In Europe (excluding Germany), the decline was 14%, on other markets — 18%, and in Germany itself — 6%.
Light at the End of the Tunnel: The 911 Model Breaks Records
The only ray of hope for the company remains the iconic 911 model, whose sales rose by 19% to 30,534 vehicles. Drivers of this growth were sustained demand and the phased introduction of various modifications last year.
The most popular model line remains the Cayenne with 38,141 vehicles delivered, although sales here also fell by 9%. Sales of the Macan totalled 35,315 vehicles, of which 19,695 were petrol‑engined.
Porsche’s Board Member for Sales and Marketing, Matthias Becker, said: “With around 122,000 customer deliveries in the first half of 2026, we are below last year’s level, but we are in line with our expectations.”
He also noted that deliveries of the Cayenne Electric began at the end of June, and the company is receiving positive feedback. Later this year, Porsche will also unveil the 911 GT3 S/C and the E‑Shift system for the Taycan with virtual gear shifting.
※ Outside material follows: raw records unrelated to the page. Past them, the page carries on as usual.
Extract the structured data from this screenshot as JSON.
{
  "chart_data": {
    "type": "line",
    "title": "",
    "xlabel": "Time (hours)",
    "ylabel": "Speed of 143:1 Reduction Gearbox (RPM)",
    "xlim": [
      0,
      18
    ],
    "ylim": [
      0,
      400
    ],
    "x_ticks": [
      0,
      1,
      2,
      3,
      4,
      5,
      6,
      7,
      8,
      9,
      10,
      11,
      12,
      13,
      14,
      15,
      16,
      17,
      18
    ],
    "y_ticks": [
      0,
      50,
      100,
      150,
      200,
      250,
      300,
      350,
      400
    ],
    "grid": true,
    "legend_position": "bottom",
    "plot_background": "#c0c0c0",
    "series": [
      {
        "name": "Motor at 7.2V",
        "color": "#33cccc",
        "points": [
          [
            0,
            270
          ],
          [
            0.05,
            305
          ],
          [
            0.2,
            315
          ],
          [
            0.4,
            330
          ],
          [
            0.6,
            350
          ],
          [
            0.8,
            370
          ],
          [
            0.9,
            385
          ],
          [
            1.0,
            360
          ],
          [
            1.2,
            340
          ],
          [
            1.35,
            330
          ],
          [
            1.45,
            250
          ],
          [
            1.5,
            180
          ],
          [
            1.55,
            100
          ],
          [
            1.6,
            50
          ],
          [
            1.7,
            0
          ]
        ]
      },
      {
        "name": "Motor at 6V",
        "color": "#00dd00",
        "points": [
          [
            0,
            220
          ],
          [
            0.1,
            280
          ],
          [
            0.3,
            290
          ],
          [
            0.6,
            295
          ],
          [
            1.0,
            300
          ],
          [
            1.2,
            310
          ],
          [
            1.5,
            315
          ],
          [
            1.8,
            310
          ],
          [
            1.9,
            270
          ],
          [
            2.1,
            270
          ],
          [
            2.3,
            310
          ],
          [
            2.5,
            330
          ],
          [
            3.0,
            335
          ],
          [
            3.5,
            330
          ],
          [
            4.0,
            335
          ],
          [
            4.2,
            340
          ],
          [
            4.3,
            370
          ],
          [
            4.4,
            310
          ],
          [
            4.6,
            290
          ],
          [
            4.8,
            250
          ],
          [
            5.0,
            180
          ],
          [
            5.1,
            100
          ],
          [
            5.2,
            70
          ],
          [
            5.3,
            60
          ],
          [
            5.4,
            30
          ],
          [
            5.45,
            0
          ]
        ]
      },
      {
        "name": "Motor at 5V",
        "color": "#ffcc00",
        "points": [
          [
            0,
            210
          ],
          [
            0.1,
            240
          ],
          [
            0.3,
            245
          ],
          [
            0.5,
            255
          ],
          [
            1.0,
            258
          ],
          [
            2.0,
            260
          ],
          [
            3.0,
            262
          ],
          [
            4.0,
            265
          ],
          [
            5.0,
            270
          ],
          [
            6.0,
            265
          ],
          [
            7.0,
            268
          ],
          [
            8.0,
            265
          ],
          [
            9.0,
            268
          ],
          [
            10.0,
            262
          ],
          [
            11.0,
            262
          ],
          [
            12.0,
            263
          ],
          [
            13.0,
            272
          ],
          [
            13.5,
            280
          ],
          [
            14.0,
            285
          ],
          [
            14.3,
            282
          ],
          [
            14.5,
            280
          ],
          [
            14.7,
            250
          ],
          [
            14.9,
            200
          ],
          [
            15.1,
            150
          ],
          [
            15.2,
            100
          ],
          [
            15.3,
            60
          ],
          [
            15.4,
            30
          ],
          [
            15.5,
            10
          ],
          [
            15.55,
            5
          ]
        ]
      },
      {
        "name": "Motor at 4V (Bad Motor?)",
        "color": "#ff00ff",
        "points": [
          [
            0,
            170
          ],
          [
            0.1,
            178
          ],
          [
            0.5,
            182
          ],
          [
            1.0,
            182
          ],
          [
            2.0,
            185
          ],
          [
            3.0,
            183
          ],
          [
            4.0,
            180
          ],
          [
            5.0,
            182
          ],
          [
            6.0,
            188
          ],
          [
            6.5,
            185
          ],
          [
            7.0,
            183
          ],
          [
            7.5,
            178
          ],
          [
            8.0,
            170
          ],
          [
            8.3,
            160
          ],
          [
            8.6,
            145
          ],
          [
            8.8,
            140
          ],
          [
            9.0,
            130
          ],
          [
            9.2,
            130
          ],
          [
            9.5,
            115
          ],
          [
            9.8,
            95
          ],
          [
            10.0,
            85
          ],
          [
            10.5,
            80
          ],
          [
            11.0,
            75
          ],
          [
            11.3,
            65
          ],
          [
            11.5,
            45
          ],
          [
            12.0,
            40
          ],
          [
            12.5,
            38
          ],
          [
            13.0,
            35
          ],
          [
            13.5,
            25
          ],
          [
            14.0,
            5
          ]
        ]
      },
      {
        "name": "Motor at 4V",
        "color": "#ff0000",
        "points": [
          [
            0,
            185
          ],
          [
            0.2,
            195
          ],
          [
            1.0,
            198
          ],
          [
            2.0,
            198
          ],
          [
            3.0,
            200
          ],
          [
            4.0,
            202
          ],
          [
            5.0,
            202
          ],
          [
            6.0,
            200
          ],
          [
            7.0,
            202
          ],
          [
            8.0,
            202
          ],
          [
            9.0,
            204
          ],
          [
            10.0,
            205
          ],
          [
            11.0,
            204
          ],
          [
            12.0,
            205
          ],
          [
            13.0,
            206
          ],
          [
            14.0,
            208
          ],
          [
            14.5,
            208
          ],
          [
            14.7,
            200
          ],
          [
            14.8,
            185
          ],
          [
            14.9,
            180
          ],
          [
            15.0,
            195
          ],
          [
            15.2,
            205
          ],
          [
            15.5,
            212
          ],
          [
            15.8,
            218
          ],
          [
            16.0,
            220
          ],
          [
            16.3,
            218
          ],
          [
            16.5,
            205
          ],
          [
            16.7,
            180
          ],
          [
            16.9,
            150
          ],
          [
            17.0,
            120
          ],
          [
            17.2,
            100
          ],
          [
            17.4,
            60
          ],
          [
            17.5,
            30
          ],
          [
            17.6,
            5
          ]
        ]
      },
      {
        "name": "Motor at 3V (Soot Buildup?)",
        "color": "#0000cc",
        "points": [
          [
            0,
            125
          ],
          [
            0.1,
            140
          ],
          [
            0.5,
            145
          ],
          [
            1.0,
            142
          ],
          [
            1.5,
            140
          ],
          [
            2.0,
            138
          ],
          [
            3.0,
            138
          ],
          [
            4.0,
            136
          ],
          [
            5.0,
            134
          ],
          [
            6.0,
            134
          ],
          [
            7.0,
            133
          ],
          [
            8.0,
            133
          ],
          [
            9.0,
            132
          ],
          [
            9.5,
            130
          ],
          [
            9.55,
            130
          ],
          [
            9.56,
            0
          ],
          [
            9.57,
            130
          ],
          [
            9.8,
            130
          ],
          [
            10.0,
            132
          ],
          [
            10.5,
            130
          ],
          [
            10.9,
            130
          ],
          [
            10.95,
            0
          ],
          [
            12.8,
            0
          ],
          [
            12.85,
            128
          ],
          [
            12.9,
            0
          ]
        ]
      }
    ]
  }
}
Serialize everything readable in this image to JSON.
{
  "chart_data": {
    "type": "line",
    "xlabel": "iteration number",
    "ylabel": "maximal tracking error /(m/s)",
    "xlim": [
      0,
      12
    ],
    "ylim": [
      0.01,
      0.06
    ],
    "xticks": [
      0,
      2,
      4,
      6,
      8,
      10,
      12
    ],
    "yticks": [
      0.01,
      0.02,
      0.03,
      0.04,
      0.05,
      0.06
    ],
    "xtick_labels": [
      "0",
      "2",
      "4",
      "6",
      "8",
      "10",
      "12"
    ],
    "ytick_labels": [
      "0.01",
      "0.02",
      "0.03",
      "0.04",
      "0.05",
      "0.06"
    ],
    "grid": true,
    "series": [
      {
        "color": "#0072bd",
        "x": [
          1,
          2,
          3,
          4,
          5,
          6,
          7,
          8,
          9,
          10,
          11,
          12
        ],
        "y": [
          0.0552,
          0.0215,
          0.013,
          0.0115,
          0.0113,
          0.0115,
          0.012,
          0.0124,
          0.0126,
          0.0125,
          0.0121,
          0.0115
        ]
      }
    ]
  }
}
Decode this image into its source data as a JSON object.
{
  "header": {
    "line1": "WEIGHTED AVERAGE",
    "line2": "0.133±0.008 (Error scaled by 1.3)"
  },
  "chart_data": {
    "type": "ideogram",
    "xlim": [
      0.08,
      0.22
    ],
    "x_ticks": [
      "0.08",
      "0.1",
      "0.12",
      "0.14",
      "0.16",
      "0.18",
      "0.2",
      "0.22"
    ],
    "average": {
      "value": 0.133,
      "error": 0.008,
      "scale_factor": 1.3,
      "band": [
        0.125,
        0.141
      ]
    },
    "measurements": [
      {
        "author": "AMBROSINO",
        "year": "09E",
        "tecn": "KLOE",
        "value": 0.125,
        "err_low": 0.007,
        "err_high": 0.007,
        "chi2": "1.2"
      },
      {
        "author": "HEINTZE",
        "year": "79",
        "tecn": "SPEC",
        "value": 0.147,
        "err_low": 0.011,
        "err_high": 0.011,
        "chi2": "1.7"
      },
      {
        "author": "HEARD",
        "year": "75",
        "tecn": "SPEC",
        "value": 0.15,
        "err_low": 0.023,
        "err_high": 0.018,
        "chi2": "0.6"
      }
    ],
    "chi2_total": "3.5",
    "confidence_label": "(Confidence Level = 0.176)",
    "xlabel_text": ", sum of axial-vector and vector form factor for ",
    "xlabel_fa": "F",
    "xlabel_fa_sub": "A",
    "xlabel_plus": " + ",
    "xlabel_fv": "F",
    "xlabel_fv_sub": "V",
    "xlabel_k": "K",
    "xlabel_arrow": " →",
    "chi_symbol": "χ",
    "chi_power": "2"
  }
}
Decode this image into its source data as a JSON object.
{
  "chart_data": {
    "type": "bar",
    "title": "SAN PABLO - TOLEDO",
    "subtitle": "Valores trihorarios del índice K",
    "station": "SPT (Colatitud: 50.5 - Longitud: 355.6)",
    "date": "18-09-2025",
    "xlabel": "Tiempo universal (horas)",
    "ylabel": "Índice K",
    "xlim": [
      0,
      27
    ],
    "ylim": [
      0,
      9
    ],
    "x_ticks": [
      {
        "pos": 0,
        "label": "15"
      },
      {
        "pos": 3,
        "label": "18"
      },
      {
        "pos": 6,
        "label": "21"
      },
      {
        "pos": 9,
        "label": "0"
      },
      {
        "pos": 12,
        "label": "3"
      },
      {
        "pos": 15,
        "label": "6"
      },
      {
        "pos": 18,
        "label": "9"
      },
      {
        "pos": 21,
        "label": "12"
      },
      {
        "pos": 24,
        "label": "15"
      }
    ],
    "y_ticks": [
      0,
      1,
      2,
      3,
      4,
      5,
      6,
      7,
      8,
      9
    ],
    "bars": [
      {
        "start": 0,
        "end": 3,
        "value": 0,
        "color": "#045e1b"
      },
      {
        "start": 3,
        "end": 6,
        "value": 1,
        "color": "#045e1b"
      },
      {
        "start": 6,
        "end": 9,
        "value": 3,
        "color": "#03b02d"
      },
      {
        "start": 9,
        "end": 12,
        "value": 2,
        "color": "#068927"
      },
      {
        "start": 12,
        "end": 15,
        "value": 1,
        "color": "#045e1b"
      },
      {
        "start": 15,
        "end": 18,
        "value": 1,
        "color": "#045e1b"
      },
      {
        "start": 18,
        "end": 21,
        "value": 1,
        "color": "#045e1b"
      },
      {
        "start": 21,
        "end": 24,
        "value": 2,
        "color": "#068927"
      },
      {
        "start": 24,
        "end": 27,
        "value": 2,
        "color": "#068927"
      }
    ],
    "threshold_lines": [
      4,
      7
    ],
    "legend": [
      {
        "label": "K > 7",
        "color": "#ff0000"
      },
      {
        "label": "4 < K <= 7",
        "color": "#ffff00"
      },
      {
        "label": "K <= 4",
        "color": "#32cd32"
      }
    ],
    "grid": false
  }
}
Industry Crisis: Mercedes Also Suffering
Porsche is not the only German manufacturer facing difficulties. The day before, on July 8, Mercedes-Benz reported an 8% drop in second‑quarter sales due to fierce competition in China.
This points to a systemic crisis in the German automotive industry, driven by structural changes in key markets.
The Paradox of German Exports: Iran War No Obstacle
Against the backdrop of gloomy industry news, the overall picture of the German economy unexpectedly turned out to be more optimistic. On the same day, the Federal Statistical Office (Destatis) reported that exports in May rose by 0.9% compared with April, reaching €137.9 billion — the highest level in 3.5 years. The growth was the fourth consecutive monthly increase and exceeded market expectations, which had forecast a 0.3% decline.
The main driver was a sharp recovery in US shipments — they grew by 23.1% from April to €14.1 billion. The US market remains the largest destination for German exports. On an annual basis, exports to the US rose by 15.4%.
Exports to China also rose by 7.1% to €6.2 billion. At the same time, shipments to EU countries unexpectedly fell by 1.1%.
As Handelsblatt notes, the main reasons for the growth were increased demand from the US and China. Germany’s trade surplus widened to €19.1 billion in May from €14.7 billion in April. Chancellor Friedrich Merz called the data “encouraging signals.”
The ECB’s Dilemma: Export Data May Push for Another Rate Hik
Unexpectedly strong export and industrial production figures could become an argument for the European Central Bank to raise interest rates further. Industrial production rose 0.9% in May, and factory orders also beat expectations. ING analysts note that some German companies even benefited from the Middle East conflict, as their Asian competitors suffered more from the closure of the Strait of Hormuz.
At the same time, the Foreign Trade Directorate of the German Chamber of Industry and Commerce (DIHK) had earlier revised its 2026 export growth forecast downward from 4.3% to 2.5%. The German government expects the economy to grow by just 0.5% this year due to the war in Iran.
Against the backdrop of a general downturn in the automotive industry and Porsche’s worst sales slump in six years, the German economy as a whole is showing unexpected resilience thanks to recovering demand in the US.
However, long‑term prospects remain uncertain, and the ECB is likely to continue tightening monetary policy, which could add further pressure on exporters.